In February each year, the brightest minds in geospatial technology gather in Banff, Alberta, for the NORTH51 conference. Last year, the 2020 theme, ‘Off the Map,’ represented the continuous evolution of geospatial technology and highlighted the incongruous rise in the reliance on location-aware systems and the decline in public understanding of the role such systems play in our lives.
Little did all attendees and speakers know at that time what the rest of 2020 would bring. Now, as we are a few months into 2021 and in a post-pandemic world, reflecting on last year’s discussions at NORTH51 ‘Off the Map’ are more fascinating than ever. We have asked ourselves at TECTERRA what has and continues to surprise us about COVID-19 and its impact on the world, specifically, geospatial technology. However, during our reflection, we became more interested in what the brightest minds in geospatial technology thought about the past year and how they are looking to the future.
We sat down with three industry leaders that we were also fortunate to have been keynote speakers at NORTH51 ‘Off the Map’: Joshua Johnston, Forest Fire Research Scientist with Natural Resources Canada, Ed Parsons, Geospatial Technologist with Google, and Will Cadell, CEO of SparkGeo. They shared with us how they are challenging and evaluating a post-COVID-19 world:
Q: When reflecting on the talk you gave at the NORTH51 2020 Conference, what has surprised you the most about geospatial technology evolution in the past year?
Joshua Johnston: NORTH51 2020 really introduced me to the idea that disruption is essential to innovation. Nothing has ever been more disruptive than COVID-19, and the innovative uses of geospatial technology in fighting it (e.g. contact tracing/modelling) has been a remarkable feat of global innovation.
Ed Parsons: NORTH51’ Off the Map’ seems like it took place in an entirely different pre-COVID world; most of us will have had an unexpected 2020. In some ways, I am disappointed that the insight that could come from the pandemic’s geospatial analysis was not more evident during the year. The spread of an airborne virus is by its very nature something with a large degree of geographical determinism, the widespread seeding of the virus across the whole of the UK compared to more regional outbreaks in other countries and only relatively recently being recognized, for example. In Europe and North America, the use of geospatial technology beyond simple proximity sensing has been explicitly rejected for contact tracing of COVID cases. In contrast, some East Asian countries use both contact tracing and proactive quarantine management based on Geospatial Technology in mobile phone apps or dedicated devices. Once again, this innovation illustrates the ethical implications of Geospatial Technology, and it is no longer something the industry can ignore.
Will Cadell: Where landscapes change, and humans move, there is value.

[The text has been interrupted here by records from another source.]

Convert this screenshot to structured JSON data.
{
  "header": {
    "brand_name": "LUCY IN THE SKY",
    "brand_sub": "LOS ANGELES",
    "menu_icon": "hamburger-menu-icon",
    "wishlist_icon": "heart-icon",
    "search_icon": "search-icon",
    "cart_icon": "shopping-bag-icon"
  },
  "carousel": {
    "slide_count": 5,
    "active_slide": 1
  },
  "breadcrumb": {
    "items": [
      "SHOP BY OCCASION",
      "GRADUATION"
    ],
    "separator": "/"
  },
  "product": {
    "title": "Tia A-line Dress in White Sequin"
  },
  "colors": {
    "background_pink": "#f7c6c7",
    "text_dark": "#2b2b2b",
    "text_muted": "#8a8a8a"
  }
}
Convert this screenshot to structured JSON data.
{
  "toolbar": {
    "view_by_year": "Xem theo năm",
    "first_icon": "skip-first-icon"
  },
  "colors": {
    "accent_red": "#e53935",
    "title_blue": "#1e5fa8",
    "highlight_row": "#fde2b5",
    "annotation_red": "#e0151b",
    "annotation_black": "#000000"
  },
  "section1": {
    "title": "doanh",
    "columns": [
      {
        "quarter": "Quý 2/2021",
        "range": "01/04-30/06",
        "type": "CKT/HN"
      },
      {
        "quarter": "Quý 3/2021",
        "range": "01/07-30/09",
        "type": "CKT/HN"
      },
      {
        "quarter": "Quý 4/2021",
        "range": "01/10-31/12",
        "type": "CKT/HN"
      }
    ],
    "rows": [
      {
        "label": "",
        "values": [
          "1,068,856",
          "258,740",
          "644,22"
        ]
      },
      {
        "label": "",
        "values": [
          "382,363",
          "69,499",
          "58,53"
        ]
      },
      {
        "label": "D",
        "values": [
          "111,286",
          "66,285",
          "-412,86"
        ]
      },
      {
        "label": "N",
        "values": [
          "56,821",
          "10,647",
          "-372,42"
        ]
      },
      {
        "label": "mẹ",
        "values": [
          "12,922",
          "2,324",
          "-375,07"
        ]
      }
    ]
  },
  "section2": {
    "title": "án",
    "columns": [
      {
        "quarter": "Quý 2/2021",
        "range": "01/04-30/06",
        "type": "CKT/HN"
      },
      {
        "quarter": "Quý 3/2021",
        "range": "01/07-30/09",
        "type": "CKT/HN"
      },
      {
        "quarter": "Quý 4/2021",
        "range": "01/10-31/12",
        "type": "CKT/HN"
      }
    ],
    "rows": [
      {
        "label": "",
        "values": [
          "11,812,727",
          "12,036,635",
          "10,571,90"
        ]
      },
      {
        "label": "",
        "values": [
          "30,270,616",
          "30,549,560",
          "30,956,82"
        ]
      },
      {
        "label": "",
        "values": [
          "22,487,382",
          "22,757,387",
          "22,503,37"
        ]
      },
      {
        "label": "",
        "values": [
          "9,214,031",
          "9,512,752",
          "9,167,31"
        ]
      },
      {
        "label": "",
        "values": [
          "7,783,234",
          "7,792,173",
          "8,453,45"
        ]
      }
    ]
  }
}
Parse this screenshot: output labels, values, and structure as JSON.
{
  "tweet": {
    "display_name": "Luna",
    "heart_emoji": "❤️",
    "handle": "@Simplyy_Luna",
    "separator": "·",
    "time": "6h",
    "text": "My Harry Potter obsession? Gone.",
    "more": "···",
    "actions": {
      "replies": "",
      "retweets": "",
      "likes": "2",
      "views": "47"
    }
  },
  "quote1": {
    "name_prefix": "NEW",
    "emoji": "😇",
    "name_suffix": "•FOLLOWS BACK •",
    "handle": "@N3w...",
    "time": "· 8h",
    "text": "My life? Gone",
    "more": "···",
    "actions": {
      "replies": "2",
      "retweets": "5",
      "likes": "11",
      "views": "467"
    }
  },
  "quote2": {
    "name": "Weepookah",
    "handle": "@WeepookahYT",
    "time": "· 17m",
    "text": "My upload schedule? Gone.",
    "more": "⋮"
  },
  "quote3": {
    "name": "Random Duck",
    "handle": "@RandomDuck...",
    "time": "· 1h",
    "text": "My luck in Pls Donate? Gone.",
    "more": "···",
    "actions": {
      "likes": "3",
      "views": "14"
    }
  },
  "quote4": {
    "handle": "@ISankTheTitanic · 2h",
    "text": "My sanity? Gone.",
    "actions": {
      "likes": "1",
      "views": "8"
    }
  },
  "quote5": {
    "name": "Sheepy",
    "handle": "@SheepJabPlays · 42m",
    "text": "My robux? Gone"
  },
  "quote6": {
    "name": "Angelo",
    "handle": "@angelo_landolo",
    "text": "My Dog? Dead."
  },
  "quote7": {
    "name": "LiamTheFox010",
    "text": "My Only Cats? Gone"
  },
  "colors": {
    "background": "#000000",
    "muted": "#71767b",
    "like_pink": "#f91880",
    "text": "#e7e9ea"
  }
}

That has only proven more true since the pandemic began; now, we have witnessed what happens when movement slows. I still believe that if we were to study a Venn diagram of “self-identifying-geospatial people” vs “everybody else,” we would be illustrating that we have only been serving those who already understand what we do. Our community needs to get out of our self-constructed echo-chamber and start delivering geospatial insight into markets where we never have before.
Q: Where do you foresee the development and the reliance of location-aware systems heading for 2022?
Joshua Johnston: The onset of the 2020 pandemic has profoundly impacted the trajectory of advancements in the wildfire management field. In the next few years, as we attempt to return to “normal,” I expect to see a surge in the appetite for innovative changes to standard procedures, fueled by the inability to maintain the status quo and strong support for economic stimulus. In short, the world has been deeply disrupted, and even the most resistant quarters to change are open to new ideas.
Ed Parsons: We will see a shift in the scale of location-aware systems to focus much more on human-scale interaction. Proximity-based solutions tightly integrated with the many personal devices we carry with us or have in our homes will power this change. These changes will require us to think beyond traditional geometry data models we have historically used to systems powered by image and scene recognition with greater semantic understanding. Maybe not this year, but soon I want to be able to ask my digital assistant - “Where did I put my keys?” and for it to reply, “They are downstairs in the hall table drawer
Will Cadell: We have an opportunity, one to grasp. Stop thinking about geo as a vertical and start thinking about it as a horizontal. Geospatial is everywhere.